Co-founder of the financial scam project OneCoin, Karl Sebastian Greenwood, has pleaded guilty to charges of wire fraud and money laundering on Friday, according to the U.S. Department of Justice.
Damian Williams, who holds the post of U.S. Attorney for the Southern District of New York, stated that as a founder of OneCoin, Greenwood operated one of the largest international fraud schemes ever to exist. “Greenwood and his co-conspirators, including fugitive Ruja Ignatova, conned unsuspecting victims out of billions of dollars, claiming that OneCoin would be the ‘Bitcoin killer,” Damian said.
He added that this incident gives “a clear message that we are coming after all those who seek to exploit the cryptocurrency ecosystem through fraud, no matter how big or sophisticated you are.” Williams stated that statements made by Greenwood were designed to get everyday people worldwide to part with their hard-earned money and to line his pockets to the tune of hundreds of millions of dollars.
While Greenwood has pleaded guilty, Ruja Ignatova, OneCoin co-founder known as the “CryptoQueen,” is on the run and remains on the FBI’s Most Wanted list. The agency is offering a $100,000 reward for information leading to her arrest. Ignatov disappeared in 2017 when a warrant was filed for her arrest.
OneCoin was a Ponzi scheme that pulled in approximately $4 billion from 2014 to 2016. OneCoin was never actively traded, nor could the coins be utilized to purchase anything. Further, it was simply not mineable because its blockchain did not exist. OneCoin was sold as a mineable cryptocurrency through a global multilevel marketing network. Members received commissions for recruiting and convincing others to purchase “cryptocurrency” packages.
Questions regarding OneCoin’s suspicious operations started surging in 2016. The Direct Selling Association in Norway was the first to call the OneCoin fraud a pyramid scheme in March 2016, and later that year, the Hungarian Central Bank also warned against OneCoin being a pyramid scheme.
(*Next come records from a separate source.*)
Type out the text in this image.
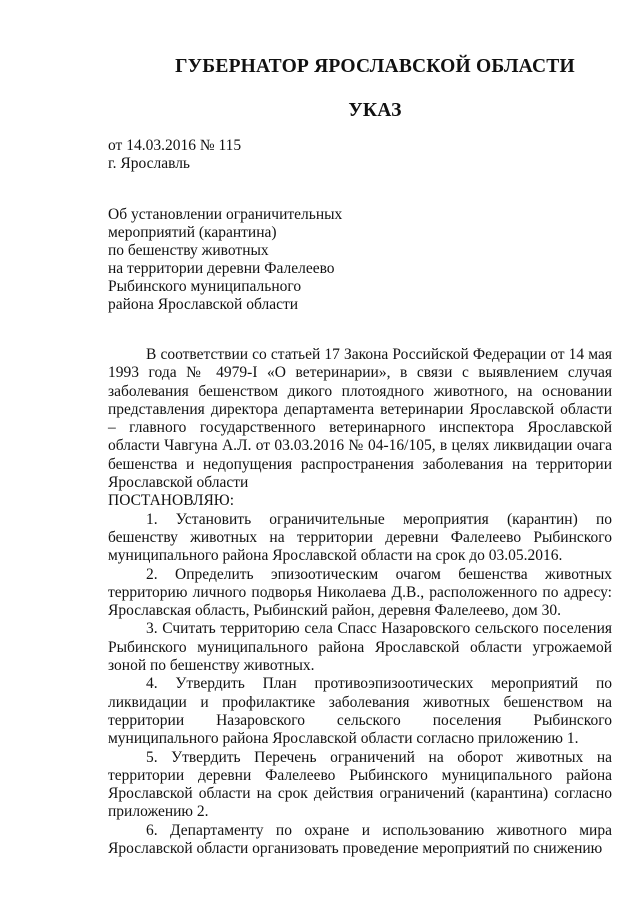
ГУБЕРНАТОР ЯРОСЛАВСКОЙ ОБЛАСТИ
УКАЗ
от 14.03.2016 № 115
г. Ярославль
Об установлении ограничительных
мероприятий (карантина)
по бешенству животных
на территории деревни Фалелеево
Рыбинского муниципального
района Ярославской области

В соответствии со статьей 17 Закона Российской Федерации от 14 мая 1993 года № 4979-I «О ветеринарии», в связи с выявлением случая заболевания бешенством дикого плотоядного животного, на основании представления директора департамента ветеринарии Ярославской области – главного государственного ветеринарного инспектора Ярославской области Чавгуна А.Л. от 03.03.2016 № 04-16/105, в целях ликвидации очага бешенства и недопущения распространения заболевания на территории Ярославской области

ПОСТАНОВЛЯЮ:

1. Установить ограничительные мероприятия (карантин) по бешенству животных на территории деревни Фалелеево Рыбинского муниципального района Ярославской области на срок до 03.05.2016.

2. Определить эпизоотическим очагом бешенства животных территорию личного подворья Николаева Д.В., расположенного по адресу: Ярославская область, Рыбинский район, деревня Фалелеево, дом 30.

3. Считать территорию села Спасс Назаровского сельского поселения Рыбинского муниципального района Ярославской области угрожаемой зоной по бешенству животных.

4. Утвердить План противоэпизоотических мероприятий по ликвидации и профилактике заболевания животных бешенством на территории Назаровского сельского поселения Рыбинского муниципального района Ярославской области согласно приложению 1.

5. Утвердить Перечень ограничений на оборот животных на территории деревни Фалелеево Рыбинского муниципального района Ярославской области на срок действия ограничений (карантина) согласно приложению 2.

6. Департаменту по охране и использованию животного мира Ярославской области организовать проведение мероприятий по снижению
Ponzi schemes are becoming increasingly common in the crypto space. Bitconnect, an open-source cryptocurrency, was suspected of being a Ponzi scheme owing to its multilevel marketing structure and impossibly high payouts. It was exposed in 2018, ultimately crashing and causing its investors to lose around $3.5 billion. Mining Max is another crypto Ponzi scheme that scammed investors out of $250 million until it was shut down last year.